Harnage gets Texas plea

Published 12:00 am Friday, July 16, 2010

Fellow escapee and murder suspect James Harnage has made a plea deal to testify against Oscar Roy Doster in the pair’s Texas murder case.

Wednesday, Harnage pleaded guilty to a lesser charge of aggravated robbery for his role in the 2005 shooting death of Dennis Courtney, 56, of Oakwood, Texas.

The two were each charged with capital murder following their March 2005 escape from the Covington County Jail. They stole a car from Kirk’s Funeral Home and fled the county.

The Palestine (Texas) Herald reported Thursday, Courtney was shot and beaten in the head with a hammer on his Texas ranch. He was found dead on the morning of April 7, 2005, one day after his wife had reported him missing, according to Freestone County sheriff’s authorities.

Missing from his property were a one-ton Ford pickup, a four-wheeler and firearms, authorities said.

At the time of his escape, Doster was awaiting trial for the murder of Gantt resident Paul LeMaster. He later was captured in California on April 15, 2005, after walking into a gas station and asking for help for injuries he said he received in a motorcycle crash. It was later discovered that Doster was involved in a four-wheeler accident, and California authorities were able to link him to Courtney’s death.

Doster has since been found guilty and sentenced to death by lethal injection in Alabama for LeMaster’s death.

Harnage was caught in Las Vegas on April 23, 2005, in possession of Courtney’s Ford pickup truck. He later pleaded guilty to escape and was sentenced to life in prison in Alabama.

During Wednesday’s proceeding, Harnage told the court that he participated in the theft of property, but did not directly participate in Courtney’s murder.

As part of his plea agreement with the state, Harnage will testify in Doster’s upcoming capital murder trial at the Freestone County Courthouse in Fairfield. In exchange for that testimony, the state and Harnage agreed to a 40-year sentence on the lesser-included offense of aggravated robbery.

For Harnage’s co-defendant, Doster, the trial process is just beginning.

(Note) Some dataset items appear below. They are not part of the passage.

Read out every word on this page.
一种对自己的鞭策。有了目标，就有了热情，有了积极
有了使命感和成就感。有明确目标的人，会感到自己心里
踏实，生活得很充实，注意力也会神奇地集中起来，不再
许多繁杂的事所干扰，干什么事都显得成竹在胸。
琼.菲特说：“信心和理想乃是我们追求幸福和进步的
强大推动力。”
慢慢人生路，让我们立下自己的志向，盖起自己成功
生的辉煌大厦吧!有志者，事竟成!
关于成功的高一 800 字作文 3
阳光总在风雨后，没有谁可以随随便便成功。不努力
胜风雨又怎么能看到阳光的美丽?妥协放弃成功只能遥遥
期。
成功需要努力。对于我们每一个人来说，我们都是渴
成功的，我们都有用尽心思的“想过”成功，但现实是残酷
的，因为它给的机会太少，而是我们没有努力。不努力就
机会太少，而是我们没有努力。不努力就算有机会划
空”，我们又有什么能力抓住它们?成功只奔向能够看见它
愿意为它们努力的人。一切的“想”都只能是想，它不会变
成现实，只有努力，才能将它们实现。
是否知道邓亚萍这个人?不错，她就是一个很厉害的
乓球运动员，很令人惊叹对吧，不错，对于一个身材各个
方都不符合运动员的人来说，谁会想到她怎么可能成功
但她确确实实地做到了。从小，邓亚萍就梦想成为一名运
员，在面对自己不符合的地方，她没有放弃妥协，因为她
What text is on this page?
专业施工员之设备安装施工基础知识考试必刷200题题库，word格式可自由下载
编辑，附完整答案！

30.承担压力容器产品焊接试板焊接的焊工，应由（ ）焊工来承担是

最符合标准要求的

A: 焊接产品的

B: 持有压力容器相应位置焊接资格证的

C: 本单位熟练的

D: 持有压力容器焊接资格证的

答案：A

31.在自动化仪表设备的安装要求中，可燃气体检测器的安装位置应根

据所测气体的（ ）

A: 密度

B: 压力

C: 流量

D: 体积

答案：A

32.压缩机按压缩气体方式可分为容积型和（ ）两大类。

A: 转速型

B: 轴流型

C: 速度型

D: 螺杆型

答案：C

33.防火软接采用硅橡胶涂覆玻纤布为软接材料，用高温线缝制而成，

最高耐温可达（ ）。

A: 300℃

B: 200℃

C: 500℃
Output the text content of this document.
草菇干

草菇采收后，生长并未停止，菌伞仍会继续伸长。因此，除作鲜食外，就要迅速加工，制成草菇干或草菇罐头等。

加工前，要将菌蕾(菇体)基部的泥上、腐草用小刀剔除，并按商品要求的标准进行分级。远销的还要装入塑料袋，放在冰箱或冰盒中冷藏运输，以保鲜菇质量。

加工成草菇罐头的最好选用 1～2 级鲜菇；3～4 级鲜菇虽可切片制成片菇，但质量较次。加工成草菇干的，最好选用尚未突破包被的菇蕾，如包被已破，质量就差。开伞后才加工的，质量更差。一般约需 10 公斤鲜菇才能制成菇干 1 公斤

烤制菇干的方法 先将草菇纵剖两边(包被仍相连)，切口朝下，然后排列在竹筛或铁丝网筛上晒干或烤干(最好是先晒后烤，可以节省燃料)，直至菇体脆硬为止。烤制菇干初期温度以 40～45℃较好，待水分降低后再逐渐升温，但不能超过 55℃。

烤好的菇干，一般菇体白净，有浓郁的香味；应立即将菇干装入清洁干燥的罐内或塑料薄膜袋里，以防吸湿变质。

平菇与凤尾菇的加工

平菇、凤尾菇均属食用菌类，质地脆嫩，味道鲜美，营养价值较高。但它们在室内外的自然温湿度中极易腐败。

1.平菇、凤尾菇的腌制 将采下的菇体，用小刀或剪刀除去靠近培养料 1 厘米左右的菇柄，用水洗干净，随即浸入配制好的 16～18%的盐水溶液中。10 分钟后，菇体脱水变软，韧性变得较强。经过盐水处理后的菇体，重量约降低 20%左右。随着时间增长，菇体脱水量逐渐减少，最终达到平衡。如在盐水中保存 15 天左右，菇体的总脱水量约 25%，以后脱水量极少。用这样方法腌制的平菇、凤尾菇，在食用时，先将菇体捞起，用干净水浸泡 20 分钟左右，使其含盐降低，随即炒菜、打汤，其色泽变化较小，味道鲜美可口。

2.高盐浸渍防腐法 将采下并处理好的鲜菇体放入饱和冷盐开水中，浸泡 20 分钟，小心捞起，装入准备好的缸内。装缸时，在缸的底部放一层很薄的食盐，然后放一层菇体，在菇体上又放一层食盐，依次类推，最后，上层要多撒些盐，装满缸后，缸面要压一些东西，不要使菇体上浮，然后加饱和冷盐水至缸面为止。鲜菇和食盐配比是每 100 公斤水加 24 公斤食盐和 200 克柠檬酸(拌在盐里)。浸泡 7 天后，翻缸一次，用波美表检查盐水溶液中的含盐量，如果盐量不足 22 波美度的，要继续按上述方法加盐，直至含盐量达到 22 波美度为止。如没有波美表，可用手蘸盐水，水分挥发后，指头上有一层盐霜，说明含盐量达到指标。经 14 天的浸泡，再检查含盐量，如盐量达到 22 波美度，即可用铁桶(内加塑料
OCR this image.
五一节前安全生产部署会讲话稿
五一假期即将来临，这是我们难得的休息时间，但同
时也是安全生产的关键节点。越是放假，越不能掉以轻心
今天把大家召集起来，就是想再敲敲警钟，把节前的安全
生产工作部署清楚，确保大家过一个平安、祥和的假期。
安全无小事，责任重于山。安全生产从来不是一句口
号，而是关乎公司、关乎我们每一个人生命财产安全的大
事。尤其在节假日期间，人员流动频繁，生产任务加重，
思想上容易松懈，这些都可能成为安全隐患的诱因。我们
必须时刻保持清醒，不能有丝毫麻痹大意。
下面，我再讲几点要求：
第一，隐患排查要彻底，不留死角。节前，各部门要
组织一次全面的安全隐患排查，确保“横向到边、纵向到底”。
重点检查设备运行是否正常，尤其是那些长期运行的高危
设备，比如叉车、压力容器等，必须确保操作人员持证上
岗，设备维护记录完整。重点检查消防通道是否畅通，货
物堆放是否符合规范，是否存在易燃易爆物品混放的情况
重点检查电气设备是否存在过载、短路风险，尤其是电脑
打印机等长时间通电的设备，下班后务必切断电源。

The Texas murder charge against Doster was initially dismissed in January 2009 after the 10th Court of Appeals voted, 2-1, that the federal Interstate Agreement on Detainers (IADA) was violated when the Alabama man was not tried on the murder charge within 120 days of being extradited to Texas. That claim was denied in March by the Texas Court of Criminal Appeals.

Jury selection in Doster’s capital murder trial will begin Monday in Fairfield, Texas. It could take up to four weeks to seat the 12-person jury and four alternates.

A total of 350 persons have been called as potential jurors in the case. In addition to individual questioning, each potential juror will be required to fill out an extensive questionnaire, all of which will take several days to process.

Trial proceedings are expected to begin Sept. 7 in Fairfield.